Maurício inclinou-se diante do pontífice, beijou seu anel e soltou:

– Sua Santidade.

– Este, disse o Papa, virando-se para o padre idoso, é Padre Mattoli. Ele está aqui a negócios extremamente urgentes.

– Sua Santidade diz-me que de todos os seus padres, você é a pessoa mais qualificada para me ajudar, disse Padre Mattoli.

– Eu farei o meu melhor, Maurício respondeu, pensando que o homem idoso provavelmente não precisava de um padre como ele que era um bom homem de relações públicas.

Por Alci Santos

O BEBÊ – PARTE 1 DE 5


Maurício Cooperfield nasceu rico. Do mesmo jeito teve apenas a solidão como amiga em sua infância. A mãe, só vivia na roda de madames, e o pai em escritórios puxando o saco dos mais altos políticos. Quando era adolescente, Maurício foi cuidado por uma amiga de sua mãe que precisava de dinheiro para sobreviver. Tudo isto antes de ser enviado a uma escola de prestígio imenso em São Paulo.

Quando concluiu a escola Maurício ingressou na mais prestigiosa faculdade do país. Desnecessário dizer que ele participou dessas empresas educacionais caríssimas e famosíssimas de acordo com a idéia que seu pai tinha que era que ele iria começar na faculdade de direito e termina na Presidência da República. Em seu segundo ano de direito, ele conheceu a única pessoa que iria amar verdadeiramente. Lídia Cordeiro era filha de um motorista de ônibus de Natal. Ela freqüentou uma escola pública e graduou-se em uma faculdade  particular de pouca importância.

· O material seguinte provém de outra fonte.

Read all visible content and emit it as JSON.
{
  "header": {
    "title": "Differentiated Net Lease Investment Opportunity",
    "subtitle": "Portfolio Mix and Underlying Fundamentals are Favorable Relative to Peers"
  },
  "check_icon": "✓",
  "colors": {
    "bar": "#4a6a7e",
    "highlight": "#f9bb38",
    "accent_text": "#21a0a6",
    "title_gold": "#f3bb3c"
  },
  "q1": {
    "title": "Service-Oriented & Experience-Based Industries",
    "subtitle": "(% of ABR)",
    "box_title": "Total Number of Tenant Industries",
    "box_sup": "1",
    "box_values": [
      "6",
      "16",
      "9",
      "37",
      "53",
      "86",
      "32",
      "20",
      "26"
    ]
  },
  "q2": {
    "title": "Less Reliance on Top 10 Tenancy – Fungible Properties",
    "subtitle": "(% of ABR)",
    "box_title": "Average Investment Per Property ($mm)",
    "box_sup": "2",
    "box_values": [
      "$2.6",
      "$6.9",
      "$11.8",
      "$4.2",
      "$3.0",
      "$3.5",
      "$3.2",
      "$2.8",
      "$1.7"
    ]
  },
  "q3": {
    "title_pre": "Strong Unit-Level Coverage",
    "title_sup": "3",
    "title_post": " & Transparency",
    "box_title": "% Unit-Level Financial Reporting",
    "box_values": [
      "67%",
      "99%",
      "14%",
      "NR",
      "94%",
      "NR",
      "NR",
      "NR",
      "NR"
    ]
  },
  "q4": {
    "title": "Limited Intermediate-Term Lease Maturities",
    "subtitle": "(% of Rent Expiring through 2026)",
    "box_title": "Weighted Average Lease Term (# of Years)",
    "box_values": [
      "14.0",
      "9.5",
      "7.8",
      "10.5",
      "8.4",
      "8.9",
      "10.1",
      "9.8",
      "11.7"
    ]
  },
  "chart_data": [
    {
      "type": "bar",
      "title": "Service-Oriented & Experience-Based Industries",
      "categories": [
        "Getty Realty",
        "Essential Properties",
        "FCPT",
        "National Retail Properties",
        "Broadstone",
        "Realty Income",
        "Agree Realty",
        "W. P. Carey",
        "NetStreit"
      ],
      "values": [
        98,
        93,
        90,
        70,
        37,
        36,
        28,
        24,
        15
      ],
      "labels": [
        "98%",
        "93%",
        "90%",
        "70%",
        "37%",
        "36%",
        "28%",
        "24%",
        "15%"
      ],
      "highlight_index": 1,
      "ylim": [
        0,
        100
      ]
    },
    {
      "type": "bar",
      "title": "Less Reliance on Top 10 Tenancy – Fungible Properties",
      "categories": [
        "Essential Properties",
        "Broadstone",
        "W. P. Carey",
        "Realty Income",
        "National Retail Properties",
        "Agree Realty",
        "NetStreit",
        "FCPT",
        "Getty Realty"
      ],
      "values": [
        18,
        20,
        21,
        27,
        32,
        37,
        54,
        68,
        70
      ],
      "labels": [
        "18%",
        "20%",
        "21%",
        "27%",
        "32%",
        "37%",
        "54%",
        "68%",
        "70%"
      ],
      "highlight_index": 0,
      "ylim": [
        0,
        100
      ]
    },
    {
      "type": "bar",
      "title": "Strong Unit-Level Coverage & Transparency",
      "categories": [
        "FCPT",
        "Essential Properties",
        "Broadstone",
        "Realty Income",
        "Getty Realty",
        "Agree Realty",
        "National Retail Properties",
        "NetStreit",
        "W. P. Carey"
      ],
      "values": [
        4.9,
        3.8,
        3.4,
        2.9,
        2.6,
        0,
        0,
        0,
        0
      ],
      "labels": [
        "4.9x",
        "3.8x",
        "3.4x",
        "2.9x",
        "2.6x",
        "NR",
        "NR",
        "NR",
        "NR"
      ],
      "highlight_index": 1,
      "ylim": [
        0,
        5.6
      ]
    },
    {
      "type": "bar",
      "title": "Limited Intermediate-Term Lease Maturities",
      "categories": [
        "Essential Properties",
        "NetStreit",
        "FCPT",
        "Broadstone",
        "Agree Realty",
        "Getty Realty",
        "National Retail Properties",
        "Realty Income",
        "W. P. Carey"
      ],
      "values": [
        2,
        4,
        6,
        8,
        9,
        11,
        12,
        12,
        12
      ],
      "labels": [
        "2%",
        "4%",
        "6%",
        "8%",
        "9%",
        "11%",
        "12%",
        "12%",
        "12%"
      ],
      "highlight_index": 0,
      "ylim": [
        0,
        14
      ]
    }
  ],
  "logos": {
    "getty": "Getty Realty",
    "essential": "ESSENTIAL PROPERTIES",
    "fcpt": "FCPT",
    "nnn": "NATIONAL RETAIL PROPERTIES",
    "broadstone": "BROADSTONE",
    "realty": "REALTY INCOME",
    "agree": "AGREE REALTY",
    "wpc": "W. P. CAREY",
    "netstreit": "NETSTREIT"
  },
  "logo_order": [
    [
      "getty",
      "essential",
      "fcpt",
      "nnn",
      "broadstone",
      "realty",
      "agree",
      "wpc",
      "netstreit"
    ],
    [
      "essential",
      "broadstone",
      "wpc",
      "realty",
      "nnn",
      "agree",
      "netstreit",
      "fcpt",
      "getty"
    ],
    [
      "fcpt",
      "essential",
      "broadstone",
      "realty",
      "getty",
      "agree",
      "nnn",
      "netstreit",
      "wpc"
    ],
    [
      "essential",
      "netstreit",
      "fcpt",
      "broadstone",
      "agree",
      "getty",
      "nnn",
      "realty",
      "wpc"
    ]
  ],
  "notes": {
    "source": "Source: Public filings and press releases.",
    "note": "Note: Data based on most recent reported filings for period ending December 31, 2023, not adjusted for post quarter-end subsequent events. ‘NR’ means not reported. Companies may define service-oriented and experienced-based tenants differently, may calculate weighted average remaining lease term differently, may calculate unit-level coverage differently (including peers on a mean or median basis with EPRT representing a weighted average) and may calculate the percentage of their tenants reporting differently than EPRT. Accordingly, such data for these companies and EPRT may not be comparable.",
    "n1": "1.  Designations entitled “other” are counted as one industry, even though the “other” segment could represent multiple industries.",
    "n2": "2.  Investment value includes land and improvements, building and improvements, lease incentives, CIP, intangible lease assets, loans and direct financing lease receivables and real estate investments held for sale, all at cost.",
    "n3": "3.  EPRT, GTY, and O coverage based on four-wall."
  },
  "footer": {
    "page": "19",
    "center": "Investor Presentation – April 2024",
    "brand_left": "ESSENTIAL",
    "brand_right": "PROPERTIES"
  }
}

Quando Maurício entrou em um café da manhã em um dia de outubro, ele não esperava se apaixonar. Ele nunca acreditou em bobagens, como amor à primeira vista. Quando aquela bela jovem com o rosto angelical perguntou qual o seu pedido, imediatamente ele se sentiu atraído por ela.

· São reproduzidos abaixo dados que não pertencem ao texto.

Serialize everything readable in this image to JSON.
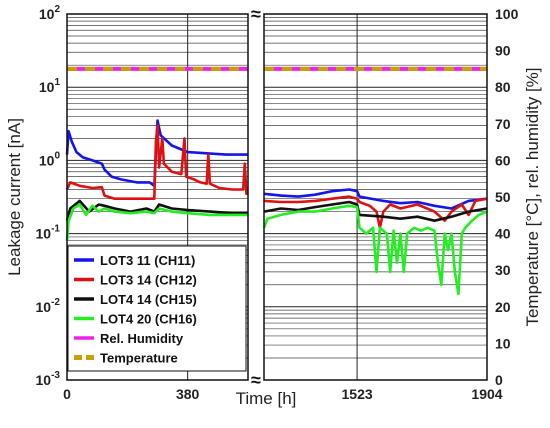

Ele achou que era um caso simples de paixão. Ele já havia sido atraído fisicamente por mulheres antes. Não era como se ele ainda fosse virgem. Ele conquistou muitas tanto na escola como na faculdade. Mas o desejo físico que ele sentia por outras mulheres, jamais seria comparado com o anseio irresistível que sentia por Lídia. No início de dezembro, Maurício sabia o que sentia era amor verdadeiro. Então prometeu a si mesmo que um dia ele iria tornar essa linda mulher bela e jovem em sua esposa. Duas semanas antes do Natal, Maurício entrou na lanchonete que ela trabalhava.

– Oi, Maurício – Lidia disse com um sorriso cativante.

– Vai querer o mesmo de sempre?

– Não. Eu acho que vou ser ousado e pedir um chocolate quente.

– É para já.

– Estou feliz  que o Natal esteja quase chegando, disse ele.

– Eu nem tanto.

– Hã? Você tem algo especial planejado?

– Meu namorado está chegando de viagem. Ele sempre vai á Pernambuco, e eu não o tenho visto desde agosto.

Um namorado! Maurício sentiu como se um punho invisível tivesse lhe dado um soco.  Meninas rompem com o namorado o tempo todo. Imediatamente ele resolveu que iria declarar o seu amor em janeiro e tentaria conquistá-la. Quando ele retornou para a lanchonete, um mês depois, ele soube que Lídia tinha deixado seu emprego e se mudado para a Pernambuco para estar sempre com o namorado. Maurício foi “esmagado” e nunca se recuperou totalmente do golpe.